Abstract OBJECTIVE Our goal is to identify new pathways perturbed in and which may lead to GRS. METHODS We collected brain transcriptome levels from healthy controls (n=5), patients with GRS (n=9), glioma without seizures (non-GRS, n=8), and idiopathic temporal lobe epilepsy (iTLE, n=7) using Illumina-based poly-A capture high-throughput RNA sequencing approach. Differential gene expression analysis was conducted to ascertain expression differences between the four groups. We identified molecular pathways enriched for differentially expressed genes (DEG) using Ingenuity Pathway Analysis. DEGs were defined as those with log2 fold change ≥ 2 and q-value < 0.01 when compared to GRS. RESULTS Principal component analysis revealed that diagnostic grouping was the main determinant of the transcriptome variance. We identified 212 DEGs in the GRS vs. non-GRS analysis. Among these, 108 genes were up-regulated and 104 genes were down-regulated. Among the genes that were down‐regulated, there was significant enrichment for those involved in acute phase response signaling and immune cell trafficking (e.g. H19, BMP5, CXCL8). Compared to iTLE samples, there were 1015 DEGs in the GRS samples. Among these 877 genes were up-regulated and 138 genes were down-regulated. There was significant enrichment for genes involved in cell-to-cell signaling among those that were either uniquely up‐regulated (e.g.

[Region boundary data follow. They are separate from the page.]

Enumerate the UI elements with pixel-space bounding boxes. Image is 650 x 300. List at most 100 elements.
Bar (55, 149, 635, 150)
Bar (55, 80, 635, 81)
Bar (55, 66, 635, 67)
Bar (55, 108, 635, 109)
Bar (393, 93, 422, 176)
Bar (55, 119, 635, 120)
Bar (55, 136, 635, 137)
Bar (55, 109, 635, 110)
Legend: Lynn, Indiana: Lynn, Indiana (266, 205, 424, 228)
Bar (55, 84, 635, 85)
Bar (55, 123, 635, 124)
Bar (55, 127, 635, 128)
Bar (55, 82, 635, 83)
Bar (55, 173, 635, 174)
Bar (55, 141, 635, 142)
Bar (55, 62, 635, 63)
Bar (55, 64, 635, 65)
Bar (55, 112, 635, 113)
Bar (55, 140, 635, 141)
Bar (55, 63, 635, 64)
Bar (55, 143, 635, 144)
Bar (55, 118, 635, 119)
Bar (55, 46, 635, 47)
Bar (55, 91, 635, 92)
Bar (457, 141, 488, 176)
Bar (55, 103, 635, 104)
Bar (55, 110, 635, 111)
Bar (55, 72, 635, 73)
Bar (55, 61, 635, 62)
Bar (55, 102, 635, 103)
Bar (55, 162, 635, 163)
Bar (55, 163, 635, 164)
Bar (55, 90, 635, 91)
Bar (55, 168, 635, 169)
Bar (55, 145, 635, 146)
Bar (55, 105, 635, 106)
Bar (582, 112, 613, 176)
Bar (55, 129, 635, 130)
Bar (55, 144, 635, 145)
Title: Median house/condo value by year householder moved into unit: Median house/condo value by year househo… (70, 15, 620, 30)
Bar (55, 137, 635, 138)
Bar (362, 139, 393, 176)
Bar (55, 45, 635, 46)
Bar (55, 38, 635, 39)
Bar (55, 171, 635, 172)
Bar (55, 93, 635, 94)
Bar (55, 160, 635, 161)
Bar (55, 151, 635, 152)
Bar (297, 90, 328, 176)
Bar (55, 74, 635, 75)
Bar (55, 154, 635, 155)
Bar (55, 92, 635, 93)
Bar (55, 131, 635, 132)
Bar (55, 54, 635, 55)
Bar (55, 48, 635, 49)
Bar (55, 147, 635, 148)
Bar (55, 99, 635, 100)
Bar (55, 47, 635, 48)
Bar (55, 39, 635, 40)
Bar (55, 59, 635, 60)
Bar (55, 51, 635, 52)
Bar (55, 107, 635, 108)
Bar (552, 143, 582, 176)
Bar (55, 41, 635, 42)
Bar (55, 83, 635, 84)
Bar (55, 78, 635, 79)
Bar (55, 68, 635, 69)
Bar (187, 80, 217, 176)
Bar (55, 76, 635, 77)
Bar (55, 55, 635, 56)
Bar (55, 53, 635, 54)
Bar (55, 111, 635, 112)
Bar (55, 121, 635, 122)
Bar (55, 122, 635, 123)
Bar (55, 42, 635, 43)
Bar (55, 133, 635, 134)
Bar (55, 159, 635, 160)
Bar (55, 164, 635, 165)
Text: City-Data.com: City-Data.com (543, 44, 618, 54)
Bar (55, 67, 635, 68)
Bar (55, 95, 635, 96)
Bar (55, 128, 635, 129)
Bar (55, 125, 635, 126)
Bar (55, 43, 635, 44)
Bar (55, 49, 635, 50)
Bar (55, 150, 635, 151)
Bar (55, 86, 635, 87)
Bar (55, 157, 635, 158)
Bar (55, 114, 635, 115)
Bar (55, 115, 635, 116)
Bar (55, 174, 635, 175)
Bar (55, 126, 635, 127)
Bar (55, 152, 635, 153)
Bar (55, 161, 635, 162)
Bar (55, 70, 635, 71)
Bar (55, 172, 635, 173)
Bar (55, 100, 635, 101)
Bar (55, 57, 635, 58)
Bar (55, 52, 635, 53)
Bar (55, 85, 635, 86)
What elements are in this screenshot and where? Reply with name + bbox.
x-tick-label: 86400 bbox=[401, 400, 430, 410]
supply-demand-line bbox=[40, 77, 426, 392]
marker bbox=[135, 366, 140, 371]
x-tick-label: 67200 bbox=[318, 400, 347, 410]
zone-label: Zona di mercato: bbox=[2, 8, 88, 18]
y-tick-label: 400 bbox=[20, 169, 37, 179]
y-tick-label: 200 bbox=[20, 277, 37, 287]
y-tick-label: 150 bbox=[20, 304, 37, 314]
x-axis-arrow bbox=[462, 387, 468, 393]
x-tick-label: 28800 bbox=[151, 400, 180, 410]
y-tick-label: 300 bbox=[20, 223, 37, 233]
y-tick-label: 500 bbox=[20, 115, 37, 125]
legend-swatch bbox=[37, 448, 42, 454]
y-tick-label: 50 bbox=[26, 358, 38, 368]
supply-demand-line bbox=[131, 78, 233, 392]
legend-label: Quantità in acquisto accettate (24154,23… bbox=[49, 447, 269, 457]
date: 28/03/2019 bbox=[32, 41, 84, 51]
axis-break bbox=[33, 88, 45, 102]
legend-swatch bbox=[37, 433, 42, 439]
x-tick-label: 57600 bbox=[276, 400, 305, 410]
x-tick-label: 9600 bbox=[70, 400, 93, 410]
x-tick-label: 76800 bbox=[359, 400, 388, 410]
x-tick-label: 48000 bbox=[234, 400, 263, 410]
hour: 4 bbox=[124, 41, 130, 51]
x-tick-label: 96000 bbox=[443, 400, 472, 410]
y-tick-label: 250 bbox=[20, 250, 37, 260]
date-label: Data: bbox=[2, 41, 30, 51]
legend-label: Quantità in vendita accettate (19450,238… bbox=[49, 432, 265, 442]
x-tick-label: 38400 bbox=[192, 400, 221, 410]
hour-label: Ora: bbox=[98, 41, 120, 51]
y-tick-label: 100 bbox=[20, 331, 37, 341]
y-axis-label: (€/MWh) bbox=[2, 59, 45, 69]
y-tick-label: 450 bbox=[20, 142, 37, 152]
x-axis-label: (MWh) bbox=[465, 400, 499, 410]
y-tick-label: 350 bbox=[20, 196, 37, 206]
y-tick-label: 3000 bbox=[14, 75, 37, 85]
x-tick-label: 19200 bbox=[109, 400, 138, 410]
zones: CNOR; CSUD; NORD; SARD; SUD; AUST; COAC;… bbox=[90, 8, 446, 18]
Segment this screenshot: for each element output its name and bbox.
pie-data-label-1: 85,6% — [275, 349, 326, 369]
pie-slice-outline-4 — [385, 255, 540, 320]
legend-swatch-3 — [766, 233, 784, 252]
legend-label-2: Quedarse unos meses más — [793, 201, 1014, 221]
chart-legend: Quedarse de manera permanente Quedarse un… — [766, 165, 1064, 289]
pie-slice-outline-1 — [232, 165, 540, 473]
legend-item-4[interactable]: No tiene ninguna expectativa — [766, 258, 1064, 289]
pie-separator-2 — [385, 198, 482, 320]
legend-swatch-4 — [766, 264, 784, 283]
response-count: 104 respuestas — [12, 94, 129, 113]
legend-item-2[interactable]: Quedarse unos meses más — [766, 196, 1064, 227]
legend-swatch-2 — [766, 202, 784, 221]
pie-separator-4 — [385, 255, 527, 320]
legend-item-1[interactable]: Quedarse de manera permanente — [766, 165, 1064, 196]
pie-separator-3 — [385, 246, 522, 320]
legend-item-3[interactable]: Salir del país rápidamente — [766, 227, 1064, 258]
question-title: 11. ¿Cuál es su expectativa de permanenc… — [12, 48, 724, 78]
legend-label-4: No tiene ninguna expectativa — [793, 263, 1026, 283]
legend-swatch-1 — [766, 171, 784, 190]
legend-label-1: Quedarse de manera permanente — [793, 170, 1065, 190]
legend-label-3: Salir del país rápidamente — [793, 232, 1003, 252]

NRK, RGS10, SLC4A4, and SELPLG) or down‐regulated in the GRS samples (e.g. SLC9A3 –Na+/H+ exchanger; SLC5A5-sodium-glucose co-transporter family). Further, two of the most down-regulated genes in samples with GRS, SCLC17A6- vesicular glutamate transporter 2 and FOSB, have previously been shown to be involved in glutamatergic transmission. CONCLUSIONS Our findings suggest that inflammation-related processes and alterations in cell-to cell signaling may underlie the pathogenesis of GRS. Our results also provide support for perturbations in glutamatergic transmission in GRS. Our findings require replication in larger human cohorts and functional experiments to explore the function of the genes perturbed in GRS.